Now we turn to the last equation, Gauss's Law. Plugging in the electric field in terms of the potentials we get
$$\vec{\nabla} \cdot \vec{E} = -\vec{\nabla} \cdot (\partial_t \vec{A}+\vec{\nabla} \Phi)=\rho,$$
but using the Lorenz gauge condition we can as well eliminate $\vec{A}$ from this equation, because we can put
$$\vec{\nabla} \cdot \vec{A}=-\partial_t \Phi,$$
which finally also gives a wave equation for $\Phi$, decoupled from all components of the vector potential:
$$(\partial_t^2-\Delta)\Phi=\rho.$$
Now we specialize to free electromagnetic fields, i.e., we assume that there are no charges and currents present anywhere, i.e., $\rho=0$ and $\vec{j}=0$. Then we have
$$(\partial_t^2-\Delta) \Phi=0, \quad (\partial_t^2-\Delta) \vec{A}=0.$$
Now the Lorenz gauge condition does not completely fix the potentials together with these equations, because we can still take a gauge transformation, for which the gauge field $\chi$ itself also satisfies the homogeneous wave equation, i.e., we set
$$\Phi'=\Phi+\partial_t \chi, \quad \vec{A}'=\vec{A}-\vec{\nabla} \chi$$
for a function $\chi$ satisfying
$$(\partial_t^2-\Delta \chi)=0.$$
Then also the new potentials fulfill the Lorenz gauge condition as do the old ones, because we have
$$\partial_t \Phi'+\vec{\nabla} \cdot \vec{A}'=\partial_t \Phi+\vec{\nabla} \cdot \vec{A} + (\partial_t^2-\Delta)\chi=0.$$
Now we can choose this remaining restricted gauge freedom to envoke the additional constraint that
$$\Phi'=\Phi+\partial_t \chi=0.$$
Since we have $(\partial_t^2-\Delta \Phi)=0$, this is consistent with $(\partial_t^2-\Delta) \chi=0$, and that's only the case for free fields, i.e., for $\rho=0$. Thus now we have the simplified equations
$$(\partial_t^2-\Delta) \vec{A}'=0, \quad \vec{\nabla} \cdot \vec{A}'=0,$$
where the latter equation follows from the Lorenz gauge condition for $(\Phi',\vec{A}')$ and our additional condition $\Phi'=0$. This is called the radiation gauge, and as stressed above, it can be used only for free fields (or for fields with $\rho=0$). The above derivation shows that the gauge constraints $\Phi'=0$, $\vec{\nabla} \cdot \vec{A}=0$ must hold for all times.

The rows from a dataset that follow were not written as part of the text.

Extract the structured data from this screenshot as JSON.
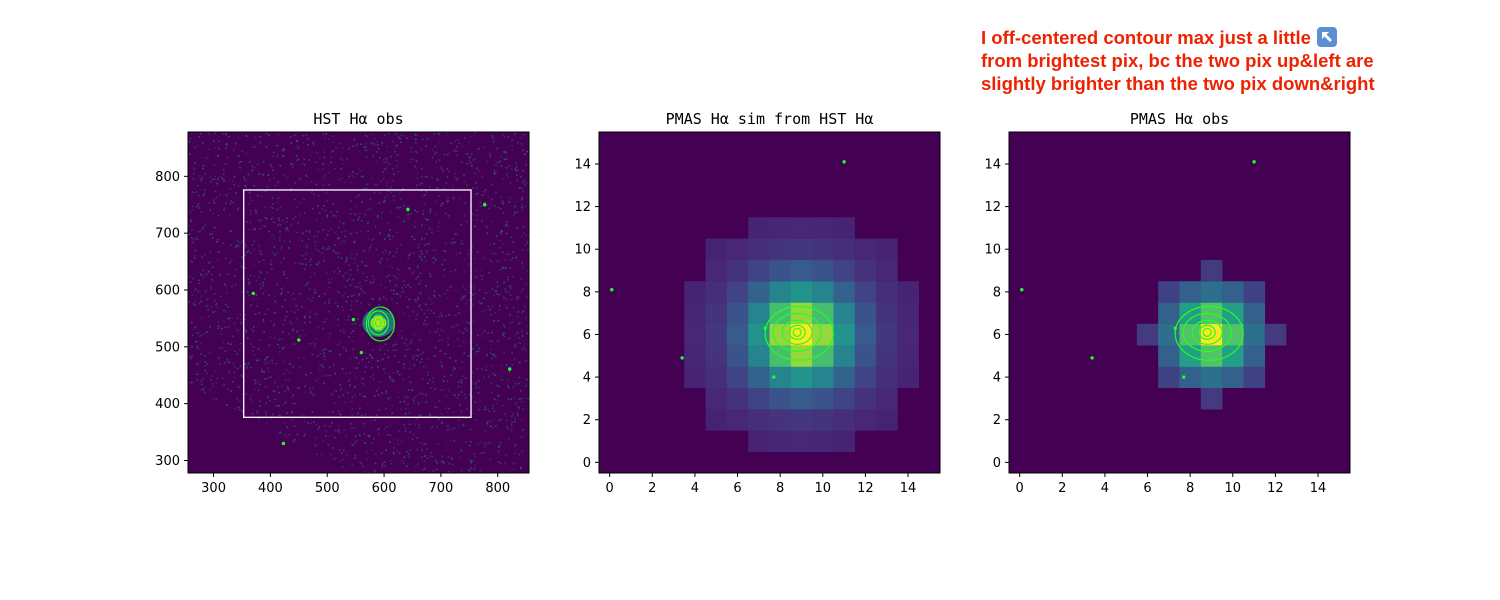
{
  "annotation": {
    "line1": "I off-centered contour max just a little",
    "line2": "from brightest pix, bc the two pix up&left are",
    "line3": "slightly brighter than the two pix down&right",
    "icon": "arrow-up-left-icon",
    "color": "#ee2200"
  },
  "colors": {
    "background": "#440154",
    "noise": "#3b528b",
    "contour": "#22ff22",
    "box": "#ffffff"
  },
  "chart_data": [
    {
      "type": "heatmap",
      "title": "HST Hα obs",
      "xlim": [
        255,
        855
      ],
      "ylim": [
        278,
        878
      ],
      "xticks": [
        300,
        400,
        500,
        600,
        700,
        800
      ],
      "yticks": [
        300,
        400,
        500,
        600,
        700,
        800
      ],
      "box": {
        "x": [
          353,
          753
        ],
        "y": [
          376,
          776
        ]
      },
      "contour_center": [
        590,
        542
      ],
      "peak_dots": [
        [
          642,
          742
        ],
        [
          777,
          750
        ],
        [
          370,
          594
        ],
        [
          450,
          512
        ],
        [
          560,
          490
        ],
        [
          546,
          548
        ],
        [
          423,
          330
        ],
        [
          821,
          461
        ]
      ],
      "grid": false
    },
    {
      "type": "heatmap",
      "title": "PMAS Hα sim from HST Hα",
      "xlim": [
        -0.5,
        15.5
      ],
      "ylim": [
        -0.5,
        15.5
      ],
      "xticks": [
        0,
        2,
        4,
        6,
        8,
        10,
        12,
        14
      ],
      "yticks": [
        0,
        2,
        4,
        6,
        8,
        10,
        12,
        14
      ],
      "peak_pixel": [
        9,
        6
      ],
      "contour_center": [
        8.8,
        6.1
      ],
      "peak_dots": [
        [
          11,
          14.1
        ],
        [
          0.1,
          8.1
        ],
        [
          3.4,
          4.9
        ],
        [
          7.3,
          6.3
        ],
        [
          7.7,
          4.0
        ]
      ],
      "grid": false
    },
    {
      "type": "heatmap",
      "title": "PMAS Hα obs",
      "xlim": [
        -0.5,
        15.5
      ],
      "ylim": [
        -0.5,
        15.5
      ],
      "xticks": [
        0,
        2,
        4,
        6,
        8,
        10,
        12,
        14
      ],
      "yticks": [
        0,
        2,
        4,
        6,
        8,
        10,
        12,
        14
      ],
      "peak_pixel": [
        9,
        6
      ],
      "contour_center": [
        8.8,
        6.1
      ],
      "peak_dots": [
        [
          11,
          14.1
        ],
        [
          0.1,
          8.1
        ],
        [
          3.4,
          4.9
        ],
        [
          7.3,
          6.3
        ],
        [
          7.7,
          4.0
        ]
      ],
      "grid": false
    }
  ]
}
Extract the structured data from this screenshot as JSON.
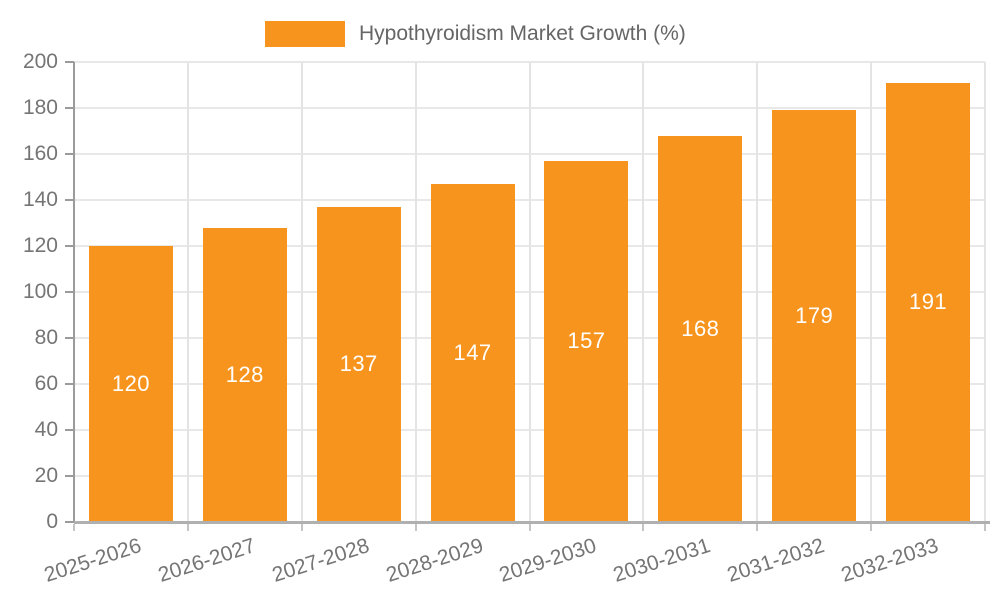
{
  "chart_data": {
    "type": "bar",
    "title": "Hypothyroidism Market Growth (%)",
    "categories": [
      "2025-2026",
      "2026-2027",
      "2027-2028",
      "2028-2029",
      "2029-2030",
      "2030-2031",
      "2031-2032",
      "2032-2033"
    ],
    "values": [
      120,
      128,
      137,
      147,
      157,
      168,
      179,
      191
    ],
    "xlabel": "",
    "ylabel": "",
    "ylim": [
      0,
      200
    ],
    "ytick_step": 20,
    "yticks": [
      0,
      20,
      40,
      60,
      80,
      100,
      120,
      140,
      160,
      180,
      200
    ],
    "grid": "on",
    "legend_position": "top",
    "value_label_position": "inside-center"
  },
  "colors": {
    "bar": "#F7941E",
    "value_label": "#FFFFFF",
    "grid_h": "#E8E8E8",
    "grid_v": "#E4E4E4",
    "axis_y": "#9B9B9B",
    "axis_x": "#B0B0B0",
    "tick": "#C4C4C4",
    "tick_label": "#757575",
    "legend_text": "#666666",
    "background": "#FFFFFF"
  }
}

You are right concerning the sum over $\lambda=\pm 1$; c.c. means "complex conjugate" and thus $f+\text{c.c.}=f+f^*$ for any complex valued function $f$. The brackets are commutators of operators, $\dagger$ stands for the hermitean conjugate of a linear operator in Hilbert space, and $\hat{a}$ is such an operator in Hilbert space (see Quantum Mechanics textbooks).

6. May 13, 2016

### phyzguy

These gauge constraints are true at all times.
Yes.
c.c. means 'complex conjugate'. Basically A has to be real, so by adding the expression in the brackets to its complex conjugate, you guarantee the result is real.
The square brackets denote commutator. So, for two operators A and B, [A,B] = AB - BA
The dagger denotes the Hermitian conjugate of an operator, also called the adjoint or Hermitian adjoint. You can look up its definition. If the operator is written as a square matrix, then the Hermitian conjugate is the conjugate transpose of the matrix.
It denotes that a is an operator.

7. May 13, 2016

### olgerm

Do I understand it correctly: You decompose magnetic potential fiels into fictional plane-waves with different frequencies and sum over the plane-waves parameters $\omega_{\vec{p}}$, $\omega_{\vec{k}}$, $A(\vec{k},\lambda)$, $\vec{\epsilon}(\vec{k},\lambda)$, $\vec{k}$ and $\vec{x}$ ?

8. May 13, 2016

### Staff: Mentor

Shouldn't $\sum_{\lambda=\pm 1}(f(λ))=f(+1)+f(-1)$?

9. May 13, 2016

### phyzguy

Yes, of course you're right. Sorry for the confusion.

10. May 14, 2016

### vanhees71

Sorry, there's a typo. It must be $\omega_{\vec{k}}=|\vec{k}|$ everywhere. I don't know, what you mean bei "fictional". It's the usual Fourier decomposition of the electromagnetic field in plane-wave modes, i.e., momentum-helicity eigenstates. It's not fictional but just a mathematical tool to describe the electromagnetic field. An alternative basis is to use energy-angular-momentum eigenstates (partial waves, multipole expansion).

11. May 16, 2016

### Demystifier

It's Lorenz gauge, but most books erroneously write Lorentz gauge.